By: Byrne Reese
Donated in whole to the Movable Type Open Source Project Copyright 2007-2008 Six Apart Ltd.
CleanSweep is a plugin that assists administrators in finding and fixing broken inbound links to their website. It was built to support three use cases:
to help users monitor any broken links on their blog and have a system that can automatically adapt by redirecting stale and inbound links to the proper destination.
to help users get a clean start with their blog by allowing them to completely restructure their permalink URL structure and have a system that can automatically adapt by redirecting stale and inbound links to the proper destination.
to help users in the process of migrating to Movable Type who are forced to modify their web site's URL and permalink structure.
These use cases have to do with preserving a site's page rank in light of a major redesign.
After configuration, Clean Sweep will track all inbound links that result in a 404 and will ultimately deduce the intended file and redirect the client to that file.
Clean Sweep will also produce a set of Apache mod_rewrite rules to map inbound links to their destination permanently.
To install this plugin follow the instructions found here:
http://tinyurl.com/easy-plugin-install
Clean Sweep supports both Apache and Lighttpd. For now you elect what web server you are using on a blog-by-blog basis. All documentation however, refers to Apache, as it is far more common. Lighttpd users should simply follow the analogous instruction for their web server when appropriate.
Create a page in Movable Type called "URL Not Found". Give it a basename of "404". Place whatever personalized message you want that will be displayed to your visitors when Clean Sweep is unsuccessful in mapping the request to the correct page or destination. Publish the page and remember the complete URL to this page on your published blog. (Alternatively, create an Index template for your 404.)
Navigate to the Plugin Settings area for Clean Sweep. Enter the full URL to your "URL Not Found" page (as created above) into the "404 URL" configuration parameter.
Also in the Plugin Settings area, make note of the Apache configuration
directive and place it in your httpd.conf
or in an .htaccess
file. Restart
the web server, if necessary.
Also in Plugin Settings:
Use the Valid File Types field to specify the types of files Clean Sweep should try to redirect. The extension used for the types of Entries and Pages published by your site are what Clean Sweep is able to best redirect, and this field provides a way to focus on those.

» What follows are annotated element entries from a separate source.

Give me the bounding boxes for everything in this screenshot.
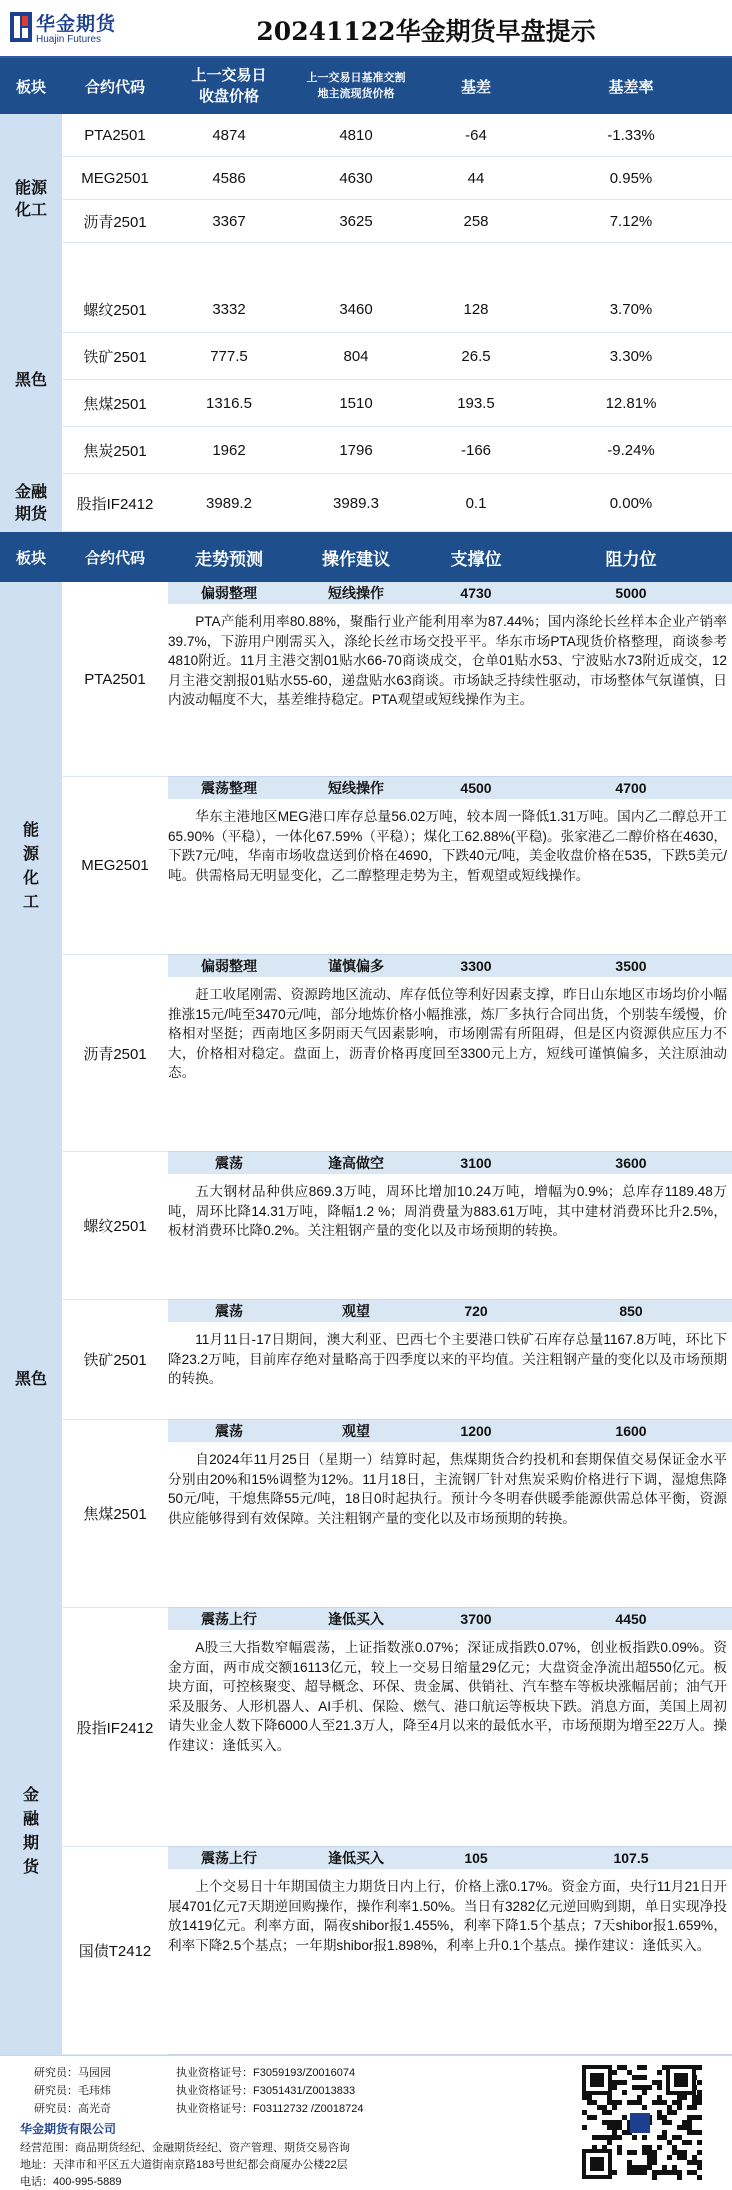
basis-cell: 0.1 xyxy=(465,495,487,512)
resistance-value: 3500 xyxy=(615,958,647,974)
table-row xyxy=(62,114,732,157)
contract-code-cell: 沥青2501 xyxy=(83,213,147,231)
spot-price-cell: 804 xyxy=(343,347,369,365)
close-price-cell: 1316.5 xyxy=(206,394,252,412)
basis-rate-cell: 12.81% xyxy=(605,394,657,412)
support-value: 3700 xyxy=(460,1611,492,1627)
advice-value: 谨慎偏多 xyxy=(328,958,384,974)
qr-code-icon xyxy=(560,2063,720,2183)
resistance-value: 850 xyxy=(619,1303,643,1319)
trend-value: 偏弱整理 xyxy=(201,585,257,601)
sector-label: 能源化工 xyxy=(22,822,39,911)
researcher-1-cert: 执业资格证号：F3059193/Z0016074 xyxy=(176,2067,356,2079)
researcher-2: 研究员：毛玮炜 xyxy=(34,2085,111,2097)
spot-price-cell: 4810 xyxy=(339,126,373,144)
table-row xyxy=(62,200,732,243)
basis-rate-cell: 0.95% xyxy=(609,169,653,187)
basis-rate-cell: 3.30% xyxy=(609,347,653,365)
spot-price-cell: 3989.3 xyxy=(333,495,379,512)
trend-value: 震荡整理 xyxy=(201,780,257,796)
researcher-2-cert: 执业资格证号：F3051431/Z0013833 xyxy=(176,2085,356,2097)
resistance-value: 3600 xyxy=(615,1155,647,1171)
table-row xyxy=(62,380,732,427)
analysis-text: 自2024年11月25日（星期一）结算时起，焦煤期货合约投机和套期保值交易保证金水平分别由20%和15%调整为12%。11月18日，主流钢厂针对焦炭采购价格进行下调，湿熄焦降50元/吨，干熄焦降55元/吨，18日0时起执行。预计今冬明春供暖季能源供需总体平衡，资源供应能够得到有效保障。关注粗钢产量的变化以及市场预期的转换。 xyxy=(168,1452,727,1526)
col-header-basis-rate: 基差率 xyxy=(608,78,654,96)
analysis-text: 赶工收尾刚需、资源跨地区流动、库存低位等利好因素支撑，昨日山东地区市场均价小幅推涨15元/吨至3470元/吨，部分地炼价格小幅推涨，炼厂多执行合同出货，个别装车缓慢，价格相对坚挺；西南地区多阴雨天气因素影响，市场刚需有所阻碍，但是区内资源供应压力不大，价格相对稳定。盘面上，沥青价格再度回至3300元上方，短线可谨慎偏多，关注原油动态。 xyxy=(168,987,727,1080)
logo-text-cn: 华金期货 xyxy=(36,14,117,35)
support-value: 3300 xyxy=(460,958,492,974)
contract-code-cell: 铁矿2501 xyxy=(83,348,147,366)
table-row xyxy=(62,333,732,380)
advice-value: 观望 xyxy=(342,1303,370,1319)
basis-cell: 128 xyxy=(463,300,489,318)
basis-cell: 44 xyxy=(467,169,485,187)
support-value: 720 xyxy=(464,1303,488,1319)
col-header-trend: 走势预测 xyxy=(195,549,263,569)
sector-energy-chemical-2 xyxy=(0,582,62,1152)
company-name: 华金期货有限公司 xyxy=(20,2122,117,2136)
advice-value: 短线操作 xyxy=(328,780,384,796)
analysis-text: 上个交易日十年期国债主力期货日内上行，价格上涨0.17%。资金方面，央行11月21日开展4701亿元7天期逆回购操作，操作利率1.50%。当日有3282亿元逆回购到期，单日实现净投放1419亿元。利率方面，隔夜shibor报1.455%，利率下降1.5个基点；7天shibor报1.659%，利率下降2.5个基点；一年期shibor报1.898%，利率上升0.1个基点。操作建议：逢低买入。 xyxy=(168,1879,727,1953)
page-title: 20241122华金期货早盘提示 xyxy=(256,17,596,46)
spot-price-cell: 1796 xyxy=(339,441,373,459)
close-price-cell: 4586 xyxy=(212,169,246,187)
trend-value: 震荡 xyxy=(215,1155,243,1171)
trend-value: 震荡 xyxy=(215,1303,243,1319)
close-price-cell: 777.5 xyxy=(210,347,248,365)
contract-code: MEG2501 xyxy=(62,777,168,955)
researcher-3-cert: 执业资格证号：F03112732 /Z0018724 xyxy=(176,2103,364,2115)
col-header-spot-price: 上一交易日基准交割 地主流现货价格 xyxy=(306,71,406,100)
researcher-1: 研究员：马园园 xyxy=(34,2067,111,2079)
basis-rate-cell: 3.70% xyxy=(609,300,653,318)
basis-cell: 193.5 xyxy=(457,394,495,412)
forecast-bar xyxy=(168,1420,732,1442)
contract-code-cell: 焦炭2501 xyxy=(83,442,147,460)
sector-financial xyxy=(0,476,62,532)
company-address: 地址：天津市和平区五大道街南京路183号世纪都会商厦办公楼22层 xyxy=(20,2159,348,2171)
support-value: 1200 xyxy=(460,1423,492,1439)
logo-text-en: Huajin Futures xyxy=(36,34,102,45)
table2-header xyxy=(0,532,732,582)
col-header-basis: 基差 xyxy=(460,78,491,96)
table-row xyxy=(62,157,732,200)
forecast-bar xyxy=(168,1608,732,1630)
contract-code: 螺纹2501 xyxy=(62,1152,168,1300)
contract-code-cell: 螺纹2501 xyxy=(83,301,147,319)
close-price-cell: 4874 xyxy=(212,126,246,144)
contract-code-cell: MEG2501 xyxy=(81,169,149,187)
basis-cell: 258 xyxy=(463,212,489,230)
basis-cell: -166 xyxy=(460,441,492,459)
sector-ferrous-2 xyxy=(0,1152,62,1608)
forecast-bar xyxy=(168,582,732,604)
table-row xyxy=(62,427,732,474)
sector-financial-2 xyxy=(0,1608,62,2055)
close-price-cell: 3332 xyxy=(212,300,246,318)
analysis-text: 11月11日-17日期间，澳大利亚、巴西七个主要港口铁矿石库存总量1167.8万吨，环比下降23.2万吨，目前库存绝对量略高于四季度以来的平均值。关注粗钢产量的变化以及市场预期的转换。 xyxy=(168,1332,727,1386)
support-value: 3100 xyxy=(460,1155,492,1171)
analysis-text: 五大钢材品种供应869.3万吨，周环比增加10.24万吨，增幅为0.9%；总库存1189.48万吨，周环比降14.31万吨，降幅1.2 %；周消费量为883.61万吨，其中建材消费环比升2.5%，板材消费环比降0.2%。关注粗钢产量的变化以及市场预期的转换。 xyxy=(168,1184,727,1238)
spot-price-cell: 4630 xyxy=(339,169,373,187)
col-header-resistance: 阻力位 xyxy=(605,549,657,569)
spot-price-cell: 3625 xyxy=(339,212,373,230)
col-header-sector: 板块 xyxy=(15,549,46,567)
resistance-value: 5000 xyxy=(615,585,647,601)
advice-value: 逢低买入 xyxy=(328,1611,384,1627)
advice-value: 逢高做空 xyxy=(328,1155,384,1171)
contract-code-cell: 焦煤2501 xyxy=(83,395,147,413)
trend-value: 震荡 xyxy=(215,1423,243,1439)
analysis-text: 华东主港地区MEG港口库存总量56.02万吨，较本周一降低1.31万吨。国内乙二醇总开工65.90%（平稳），一体化67.59%（平稳）；煤化工62.88%(平稳)。张家港乙二醇价格在4630，下跌7元/吨，华南市场收盘送到价格在4690，下跌40元/吨，美金收盘价格在535，下跌5美元/吨。供需格局无明显变化，乙二醇整理走势为主，暂观望或短线操作。 xyxy=(168,809,727,883)
col-header-support: 支撑位 xyxy=(450,549,502,569)
trend-value: 偏弱整理 xyxy=(201,958,257,974)
forecast-bar xyxy=(168,1847,732,1869)
report-header xyxy=(0,0,732,58)
table-row xyxy=(62,476,732,532)
company-phone: 电话：400-995-5889 xyxy=(20,2176,122,2188)
researcher-3: 研究员：高光奇 xyxy=(34,2103,111,2115)
col-header-sector: 板块 xyxy=(15,78,46,96)
advice-value: 短线操作 xyxy=(328,585,384,601)
close-price-cell: 3367 xyxy=(212,212,246,230)
trend-value: 震荡上行 xyxy=(201,1850,257,1866)
trend-value: 震荡上行 xyxy=(201,1611,257,1627)
basis-rate-cell: -1.33% xyxy=(607,126,655,144)
forecast-bar xyxy=(168,1300,732,1322)
basis-rate-cell: 7.12% xyxy=(609,212,653,230)
sector-label: 金融期货 xyxy=(22,1786,39,1876)
forecast-bar xyxy=(168,1152,732,1174)
sector-label: 能源化工 xyxy=(14,180,47,219)
contract-code: PTA2501 xyxy=(62,582,168,777)
resistance-value: 1600 xyxy=(615,1423,647,1439)
support-value: 105 xyxy=(464,1850,488,1866)
col-header-contract: 合约代码 xyxy=(84,549,145,567)
support-value: 4730 xyxy=(460,585,492,601)
basis-rate-cell: -9.24% xyxy=(607,441,655,459)
resistance-value: 107.5 xyxy=(613,1850,649,1866)
sector-label: 黑色 xyxy=(14,1371,47,1389)
resistance-value: 4450 xyxy=(615,1611,647,1627)
contract-code: 沥青2501 xyxy=(62,955,168,1152)
basis-rate-cell: 0.00% xyxy=(609,495,653,512)
table1-header xyxy=(0,58,732,114)
col-header-contract: 合约代码 xyxy=(84,78,145,96)
sector-label: 黑色 xyxy=(14,372,47,390)
sector-energy-chemical xyxy=(0,114,62,286)
basis-cell: 26.5 xyxy=(461,347,491,365)
advice-value: 观望 xyxy=(342,1423,370,1439)
analysis-text: A股三大指数窄幅震荡，上证指数涨0.07%；深证成指跌0.07%，创业板指跌0.09%。资金方面，两市成交额16113亿元，较上一交易日缩量29亿元；大盘资金净流出超550亿元。板块方面，可控核聚变、超导概念、环保、贵金属、供销社、汽车整车等板块涨幅居前；油气开采及服务、人形机器人、AI手机、保险、燃气、港口航运等板块下跌。消息方面，美国上周初请失业金人数下降6000人至21.3万人，降至4月以来的最低水平，市场预期为增至22万人。操作建议：逢低买入。 xyxy=(168,1640,727,1753)
support-value: 4500 xyxy=(460,780,492,796)
contract-code: 焦煤2501 xyxy=(62,1420,168,1608)
spot-price-cell: 1510 xyxy=(339,394,373,412)
analysis-text: PTA产能利用率80.88%，聚酯行业产能利用率为87.44%；国内涤纶长丝样本企业产销率39.7%，下游用户刚需买入，涤纶长丝市场交投平平。华东市场PTA现货价格整理，商谈参考4810附近。11月主港交割01贴水66-70商谈成交，仓单01贴水53、宁波贴水73附近成交，12月主港交割报01贴水55-60，递盘贴水63商谈。市场缺乏持续性驱动，市场整体气氛谨慎，日内波动幅度不大，基差维持稳定。PTA观望或短线操作为主。 xyxy=(168,614,727,707)
contract-code-cell: 股指IF2412 xyxy=(76,496,154,513)
close-price-cell: 3989.2 xyxy=(206,495,252,512)
spot-price-cell: 3460 xyxy=(339,300,373,318)
col-header-advice: 操作建议 xyxy=(322,549,390,569)
contract-code: 铁矿2501 xyxy=(62,1300,168,1420)
close-price-cell: 1962 xyxy=(212,441,246,459)
basis-cell: -64 xyxy=(465,126,487,144)
resistance-value: 4700 xyxy=(615,780,647,796)
col-header-close-price: 上一交易日 收盘价格 xyxy=(191,67,267,105)
sector-label: 金融期货 xyxy=(14,484,47,523)
contract-code: 股指IF2412 xyxy=(62,1608,168,1847)
table-row xyxy=(62,286,732,333)
forecast-bar xyxy=(168,777,732,799)
business-scope: 经营范围：商品期货经纪、金融期货经纪、资产管理、期货交易咨询 xyxy=(20,2142,350,2154)
advice-value: 逢低买入 xyxy=(328,1850,384,1866)
contract-code-cell: PTA2501 xyxy=(84,126,146,144)
sector-ferrous xyxy=(0,286,62,476)
forecast-bar xyxy=(168,955,732,977)
contract-code: 国债T2412 xyxy=(62,1847,168,2055)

Clean Sweep can guess at a helpful URL using the Traverse URL option. When
trying to find a URL for http://example.com/a/b/c/d.html
, for example,
traverse up the URL to redirect to http://example.com/a/b/c/
or
http://example.com/a/b/
, if those URLs exist. This may or may not be useful
depending upon site architecture and is done as a last-ditch effort to find a
reasonable page to redirect to.
Use the Append Requested URL checkbox to include a target
argument with the
original URL.
Clean Sweep will use the following ruleset in trying to guess the target URL the client is requesting:
Is the target resource using the entry id as a URL? This is a prevalent URL pattern for older MT installations. This will:
Map: http://www.majordojo.com/archives/000675.php To: http://www.majordojo.com/205/07/goodbye-bookque.php
Is the target resource using underscores when it should be using hyphens? Many users have switched to using hyphens for purported SEO benefits. This will attempt to look for a file in the system of the same name, but using '-' instead of '_'. This will:
Map: http://www.majordojo.com/2005/07/goodbye_bookque.php To: http://www.majordojo.com/2005/07/goodbye-bookque.php
Is their a target resource with the same basename somewhere? If a user switches their primary mapping to use a date based URL as opposed to a category based URL, then this rule will apply. This will:
Map: http://www.majordojo.com/personal-projects/goodbye-bookque.php To: http://www.majordojo.com/2005/07/goodbye-bookque.php
If Clean Sweep was unable to redirect the request it will return the 404 "URL Not Found" page created above, and logs the 404. You can review all of the logged 404s by visiting Manage > Logged 404s.
On the Logged 404s screen are options to mange the 404s, including the ability to specify how a given URL should be handled. Click "Map" to adjust this in a popup dialog, where you can select:
Additionally on the Map dialog is a table of referrers. Note that a referring URL is not available for every URL.
Once a URL has been mapped it is no longer counted. This is useful because after mapping you can use the Reset function (on the Manage > Logged 404s page) to delete the count of occurrences for that URL. After manually fixing a reported URL you can Reset it, and the effect is that new broken URLs will be quickly visible even after having only two or three hits.
Clean Sweep is licensed under the GPL (v2).